Large cloud models like GPT-5 or Gemini Pro tend to hallucinate less, but they can still fabricate details when asked to generate structured information without grounding. A 12B parameter model running locally is not as reliable. Early versions of the chatbot would confidently present email subjects, sender names, and dates that did not exist. The model would generate plausible-looking results instead of admitting it had no data.
This is a common trade-off when using smaller local models. Smaller models hallucinate more frequently, especially when asked to produce structured data like email fields. A user asking "show me emails from John" might receive a nicely formatted list of emails that John never sent.
How I Fixed It
The solution was to remove the model from the data path entirely for factual queries.
1. Deterministic intent routing. A regex-based pattern matcher handles ~80% of queries without calling the LLM at all. When you ask "show unread" or "emails from John", the system maps directly to a Gmail API call and formats the results in Python code. The model never touches the data, so it cannot fabricate it.
2. Confidence-gated LLM synthesis. Not every query is simple enough for pattern matching. Questions like "Do I have anything urgent?" require judgment. For these, the intent router still executes the search tool to retrieve real data, but marks the result as medium confidence and passes both the query and the tool results to the LLM for synthesis. The model interprets and summarizes real data rather than generating data from nothing.
3. Grounded formatting. Even when the LLM is bypassed, search results need to be presented clearly. A Python formatter renders tool results as numbered markdown directly from the API response. Every field shown to the user — subject, sender, date — comes from Gmail, not from the model.
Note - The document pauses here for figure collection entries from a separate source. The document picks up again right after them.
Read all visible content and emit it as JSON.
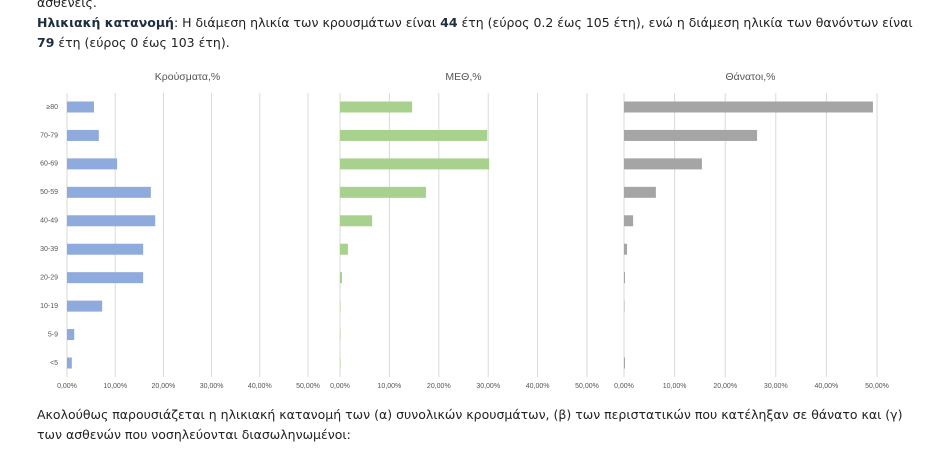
{
  "document": {
    "top_line": "ασθενείς.",
    "age_paragraph": [
      "Ηλικιακή κατανομή",
      ": Η διάμεση ηλικία των κρουσμάτων είναι ",
      "44",
      " έτη (εύρος 0.2 έως 105 έτη), ενώ η διάμεση ηλικία των θανόντων είναι ",
      "79",
      " έτη (εύρος 0 έως 103 έτη)."
    ],
    "next_paragraph": "Ακολούθως παρουσιάζεται η ηλικιακή κατανομή των (α) συνολικών κρουσμάτων, (β) των περιστατικών που κατέληξαν σε θάνατο και (γ) των ασθενών που νοσηλεύονται διασωληνωμένοι:"
  },
  "chart_data": [
    {
      "type": "hbar",
      "title": "Κρούσματα,%",
      "color": "#8faadc",
      "grid": true,
      "categories": [
        "≥80",
        "70-79",
        "60-69",
        "50-59",
        "40-49",
        "30-39",
        "20-29",
        "10-19",
        "5-9",
        "<5"
      ],
      "values": [
        5.6,
        6.6,
        10.4,
        17.4,
        18.3,
        15.8,
        15.8,
        7.3,
        1.5,
        1.0
      ],
      "xlim": [
        0,
        50
      ],
      "xticks": [
        {
          "value": 0,
          "label": "0,00%"
        },
        {
          "value": 10,
          "label": "10,00%"
        },
        {
          "value": 20,
          "label": "20,00%"
        },
        {
          "value": 30,
          "label": "30,00%"
        },
        {
          "value": 40,
          "label": "40,00%"
        },
        {
          "value": 50,
          "label": "50,00%"
        }
      ]
    },
    {
      "type": "hbar",
      "title": "ΜΕΘ,%",
      "color": "#a9d18e",
      "grid": true,
      "values": [
        14.6,
        29.8,
        30.2,
        17.4,
        6.5,
        1.6,
        0.4,
        0.1,
        0.1,
        0.1
      ],
      "xlim": [
        0,
        50
      ],
      "xticks": [
        {
          "value": 0,
          "label": "0,00%"
        },
        {
          "value": 10,
          "label": "10,00%"
        },
        {
          "value": 20,
          "label": "20,00%"
        },
        {
          "value": 30,
          "label": "30,00%"
        },
        {
          "value": 40,
          "label": "40,00%"
        },
        {
          "value": 50,
          "label": "50,00%"
        }
      ]
    },
    {
      "type": "hbar",
      "title": "Θάνατοι,%",
      "color": "#a5a5a5",
      "grid": true,
      "values": [
        49.2,
        26.3,
        15.4,
        6.3,
        1.8,
        0.6,
        0.2,
        0.1,
        0,
        0.2
      ],
      "xlim": [
        0,
        50
      ],
      "xticks": [
        {
          "value": 0,
          "label": "0,00%"
        },
        {
          "value": 10,
          "label": "10,00%"
        },
        {
          "value": 20,
          "label": "20,00%"
        },
        {
          "value": 30,
          "label": "30,00%"
        },
        {
          "value": 40,
          "label": "40,00%"
        },
        {
          "value": 50,
          "label": "50,00%"
        }
      ]
    }
  ]
}
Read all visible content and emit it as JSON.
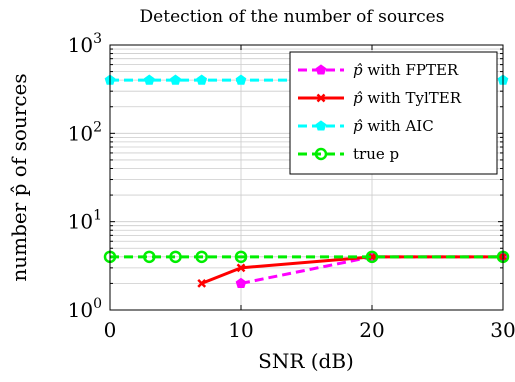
{
  "chart_data": {
    "type": "line",
    "title": "Detection of the number of sources",
    "xlabel": "SNR (dB)",
    "ylabel": "number p̂ of sources",
    "x_ticks": [
      {
        "value": 0,
        "label": "0"
      },
      {
        "value": 10,
        "label": "10"
      },
      {
        "value": 20,
        "label": "20"
      },
      {
        "value": 30,
        "label": "30"
      }
    ],
    "y_ticks": [
      {
        "value": 1,
        "base": "10",
        "exp": "0"
      },
      {
        "value": 10,
        "base": "10",
        "exp": "1"
      },
      {
        "value": 100,
        "base": "10",
        "exp": "2"
      },
      {
        "value": 1000,
        "base": "10",
        "exp": "3"
      }
    ],
    "xlim": [
      0,
      30
    ],
    "ylim": [
      1,
      1000
    ],
    "y_scale": "log",
    "grid": true,
    "legend_position": "top-right",
    "series": [
      {
        "name": "p̂ with FPTER",
        "legend_symbol": "p̂",
        "legend_suffix": " with FPTER",
        "color": "#ff00ff",
        "dashed": true,
        "marker": "pentagon",
        "x": [
          10,
          20,
          30
        ],
        "y": [
          2,
          4,
          4
        ]
      },
      {
        "name": "p̂ with TylTER",
        "legend_symbol": "p̂",
        "legend_suffix": " with TylTER",
        "color": "#ff0000",
        "dashed": false,
        "marker": "x",
        "x": [
          7,
          10,
          20,
          30
        ],
        "y": [
          2,
          3,
          4,
          4
        ]
      },
      {
        "name": "p̂ with AIC",
        "legend_symbol": "p̂",
        "legend_suffix": " with AIC",
        "color": "#00ffff",
        "dashed": true,
        "marker": "pentagon",
        "x": [
          0,
          3,
          5,
          7,
          10,
          20,
          30
        ],
        "y": [
          400,
          400,
          400,
          400,
          400,
          400,
          400
        ]
      },
      {
        "name": "true p",
        "legend_symbol": "",
        "legend_suffix": "true p",
        "color": "#00ee00",
        "dashed": true,
        "marker": "circle",
        "x": [
          0,
          3,
          5,
          7,
          10,
          20,
          30
        ],
        "y": [
          4,
          4,
          4,
          4,
          4,
          4,
          4
        ]
      }
    ]
  }
}
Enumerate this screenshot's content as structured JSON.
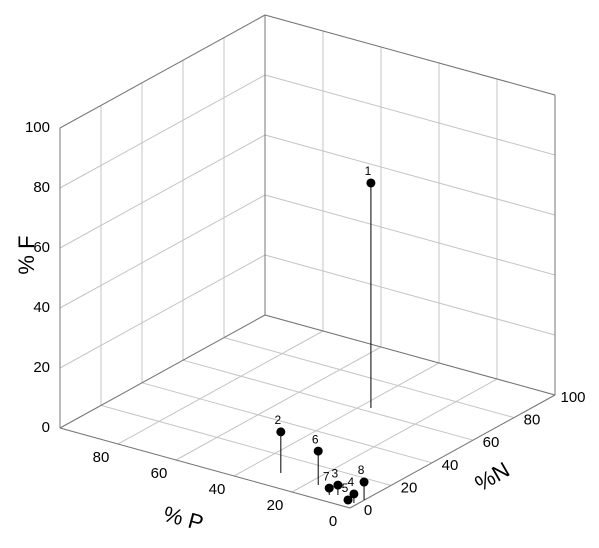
{
  "chart_data": {
    "type": "scatter3d",
    "x_label": "% P",
    "y_label": "%N",
    "z_label": "% F",
    "xlim": [
      0,
      100
    ],
    "ylim": [
      0,
      100
    ],
    "zlim": [
      0,
      100
    ],
    "xticks": [
      0,
      20,
      40,
      60,
      80
    ],
    "yticks": [
      0,
      20,
      40,
      60,
      80,
      100
    ],
    "zticks": [
      0,
      20,
      40,
      60,
      80,
      100
    ],
    "grid": true,
    "color": "#000000",
    "points": [
      {
        "label": "1",
        "x": 36.9,
        "y": 62.4,
        "z": 75
      },
      {
        "label": "2",
        "x": 30.5,
        "y": 9.4,
        "z": 13.7
      },
      {
        "label": "3",
        "x": 8.2,
        "y": 5.7,
        "z": 3.3
      },
      {
        "label": "4",
        "x": 1.2,
        "y": 3.6,
        "z": 3
      },
      {
        "label": "5",
        "x": 3.8,
        "y": 4.4,
        "z": 0
      },
      {
        "label": "6",
        "x": 16.9,
        "y": 8.4,
        "z": 11.3
      },
      {
        "label": "7",
        "x": 10.2,
        "y": 4.3,
        "z": 2.3
      },
      {
        "label": "8",
        "x": 0.1,
        "y": 7,
        "z": 6
      }
    ]
  }
}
The result is a system where the LLM is used for what it is good at (understanding intent, synthesizing information) and kept away from what it is bad at (reproducing exact data). Simple queries return in under a second with zero hallucination risk. Complex queries get real search results interpreted by the model, which is far more reliable than asking the model to recall or generate email data from scratch.
The Bigger Picture
The interesting part of this project is not the email assistant.
It is the pattern.
When AI models run locally, personal data becomes programmable. That is the shift I care about. Local models are not just a privacy upgrade or a way to save API costs. They make personal software practical again. If the workflow matters to you and the data already lives on your machine, you no longer need to wait for a product team to build it.